The widespread availability and easy user interface of artificial intelligence (AI) has put great power at everyone’s fingertips. We can do magical things.
Before the internet existed we would use books to help us better interpret the world. Communication among humans is hard. Expressing logic and even phenomena is complex. This is why social skills matter. Among other things, they help us to communicate. The most obvious example of a communication barrier is language. I remember having a pocket-sized English-Spanish dictionary that I used to help me memorize or query Spanish words. The book helped me communicate with others and to translate ideas from one language to another.
Math books do something similar but the translation is English-Math. We can get broader and say that all textbooks are translation devices. They define field-specific terms and ideas to help a person translate among topic domains, usually with a base-language that reaches a targeted generalizability. We can get extreme and say that all books are translators, communicating the content of one person’s head to another.
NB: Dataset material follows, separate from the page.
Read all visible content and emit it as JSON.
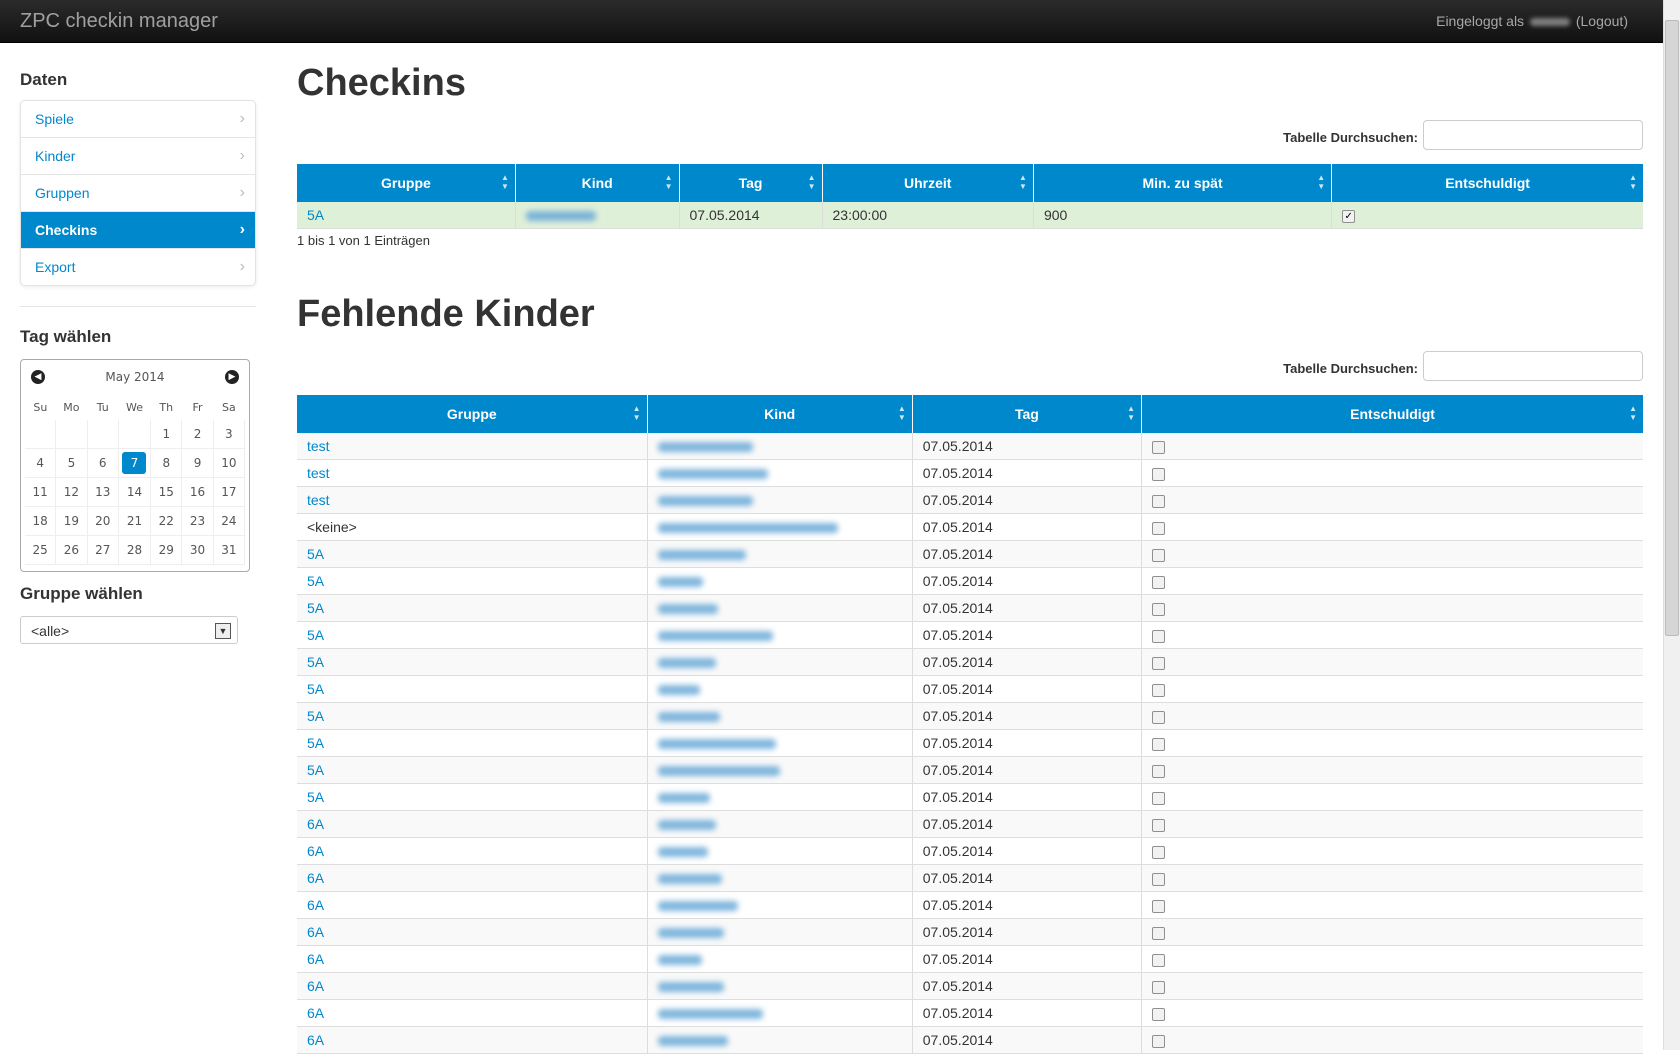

But sometimes the field-to-general language translation doesn’t work because readers don’t have an adequate grasp of either language. It isn’t necessarily that readers are generally illiterate. It may be that the level of generality and degree of focus of the translation isn’t right for the reader. Anyone who has ever tried to teach anything with math has encountered this. Students say that the book doesn’t translate clearly, and the communication fails. The book gets the reader’s numeracy or understood definitions wrong. Therefore, there is diversity among readers about how ‘good’ a textbook is.
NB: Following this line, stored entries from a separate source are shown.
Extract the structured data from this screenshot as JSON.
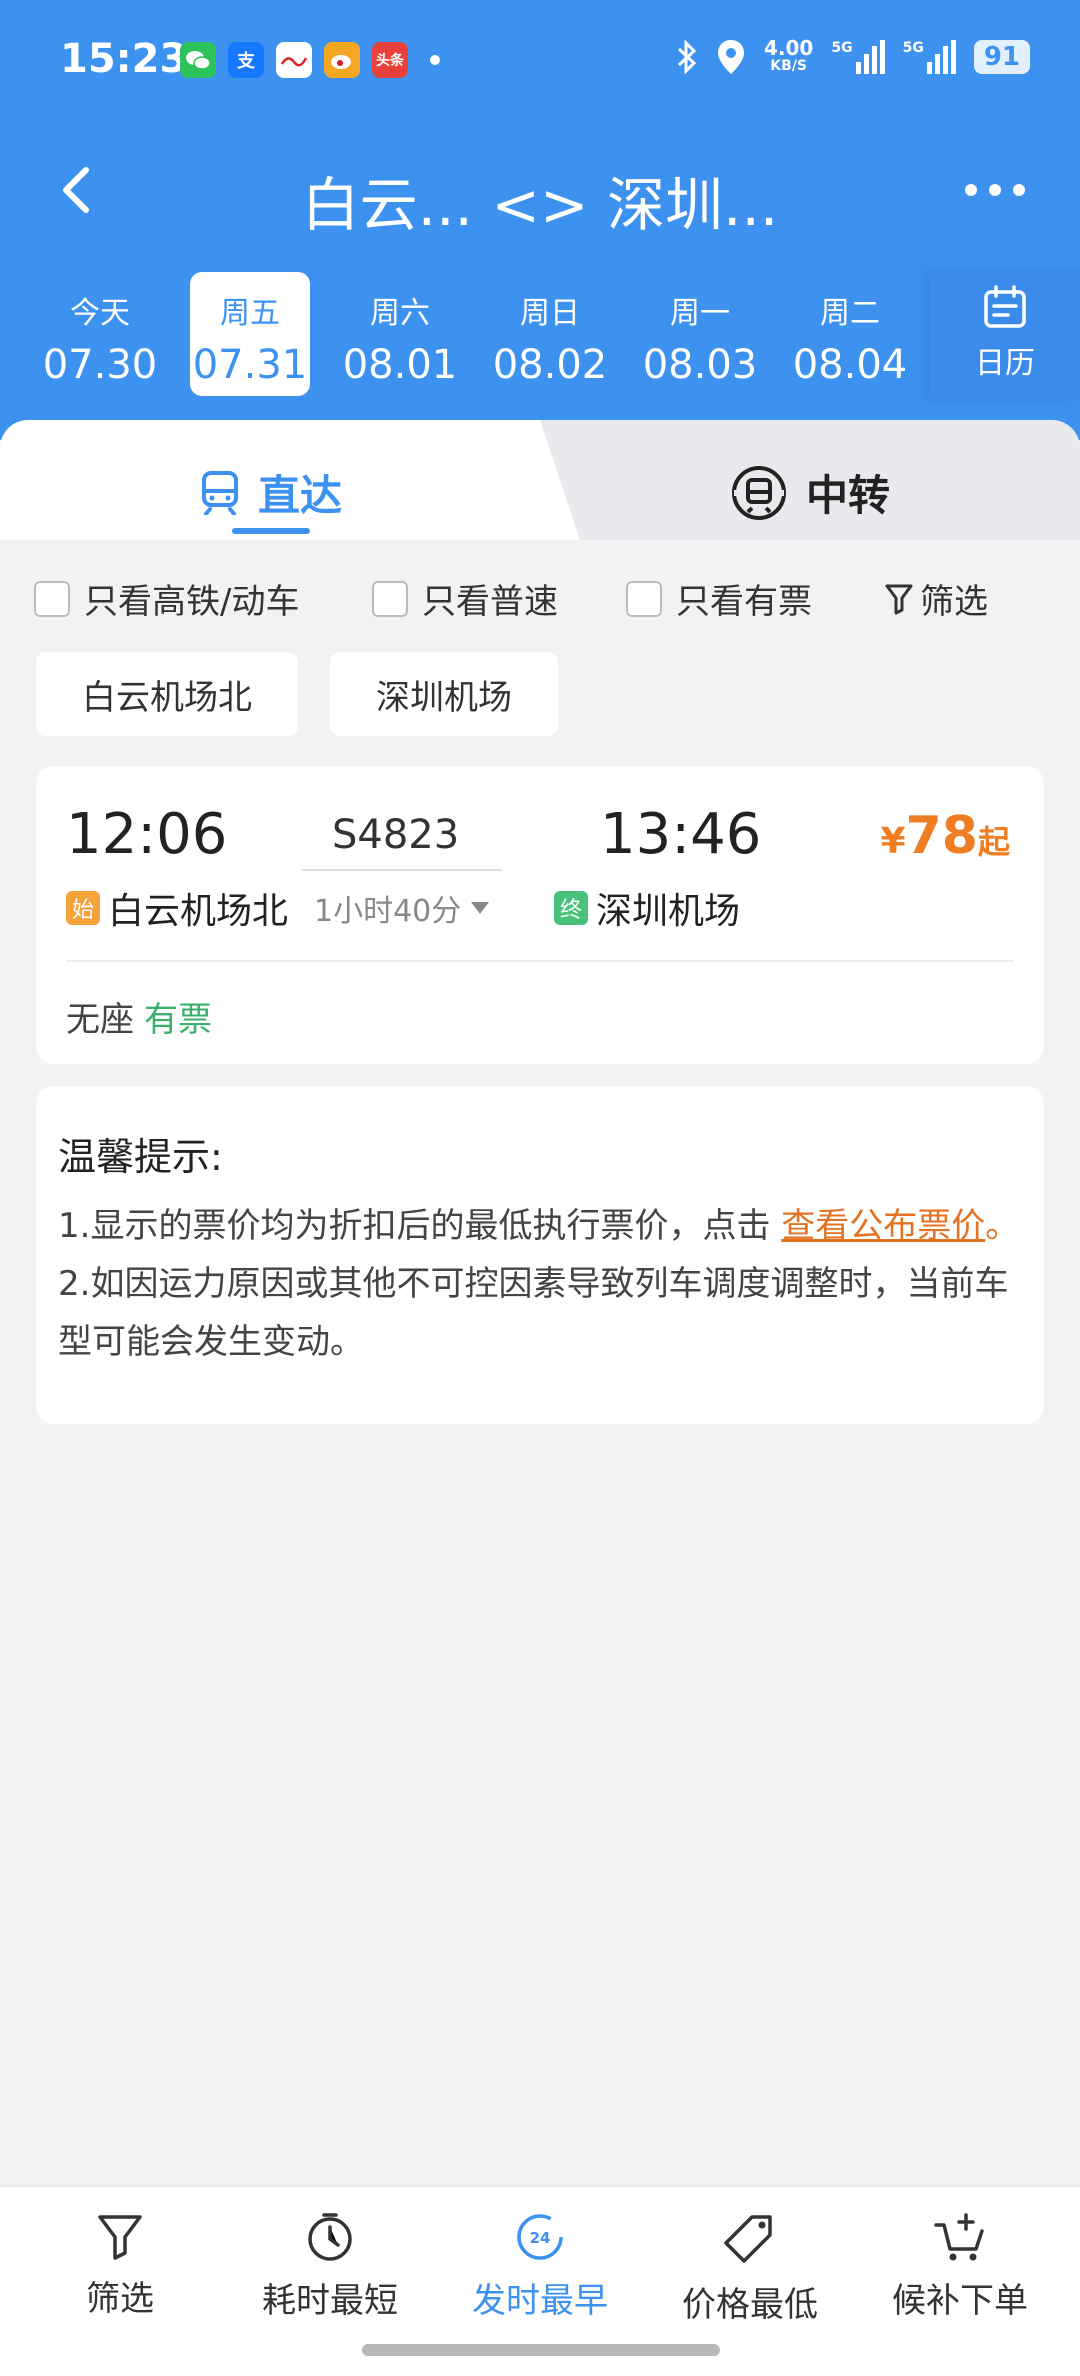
{
  "status_bar": {
    "time": "15:23",
    "network_speed": "4.00",
    "speed_unit": "KB/S",
    "signal_1": "5G",
    "signal_2": "5G",
    "battery": "91",
    "apps": [
      "wechat-icon",
      "alipay-icon",
      "people-daily-icon",
      "weibo-icon",
      "toutiao-icon"
    ],
    "app_labels": {
      "alipay": "支",
      "toutiao": "头条"
    }
  },
  "header": {
    "title": "白云... <> 深圳..."
  },
  "dates": [
    {
      "weekday": "今天",
      "date": "07.30"
    },
    {
      "weekday": "周五",
      "date": "07.31",
      "active": true
    },
    {
      "weekday": "周六",
      "date": "08.01"
    },
    {
      "weekday": "周日",
      "date": "08.02"
    },
    {
      "weekday": "周一",
      "date": "08.03"
    },
    {
      "weekday": "周二",
      "date": "08.04"
    }
  ],
  "calendar_label": "日历",
  "tabs": {
    "direct": "直达",
    "transfer": "中转"
  },
  "filters": {
    "high_speed": "只看高铁/动车",
    "normal": "只看普速",
    "available": "只看有票",
    "filter_label": "筛选"
  },
  "stations": [
    "白云机场北",
    "深圳机场"
  ],
  "train": {
    "depart_time": "12:06",
    "arrive_time": "13:46",
    "number": "S4823",
    "duration": "1小时40分",
    "start_tag": "始",
    "end_tag": "终",
    "from_station": "白云机场北",
    "to_station": "深圳机场",
    "price_currency": "¥",
    "price": "78",
    "price_suffix": "起",
    "seat_type": "无座",
    "seat_status": "有票"
  },
  "tips": {
    "title": "温馨提示:",
    "line1_text": "1.显示的票价均为折扣后的最低执行票价，点击 ",
    "line1_link": "查看公布票价",
    "line1_end": "。",
    "line2": "2.如因运力原因或其他不可控因素导致列车调度调整时，当前车",
    "line3": "型可能会发生变动。"
  },
  "bottom_bar": {
    "filter": "筛选",
    "shortest": "耗时最短",
    "earliest": "发时最早",
    "cheapest": "价格最低",
    "waitlist": "候补下单",
    "clock_label": "24"
  },
  "colors": {
    "primary": "#3d92f0",
    "price": "#ef7d22",
    "available": "#3bb06a"
  }
}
Search engines are so useful because you can enter some keywords and find your destination, even if you don’t know the proper nouns or domain-specific terms. People used to memorize URLs and that’s becoming less common. Wikipedia is so great because if you want to learn about an idea, they usually explain it in 5 different ways. They tell the story of who created something and who they interacted with. They describe the motivation, the math, the logic, the developments, and usually include examples. Wikipedia translates domain-specific ideas to multiple general languages of different cognitive aptitudes or interests. It scatters links along the way to help users level-up their domain-specific understanding so that they can contextualize and translate the part that they care about.
Historical translation technology was largely for the audience. More recently, translation technology has empowered the transmitters.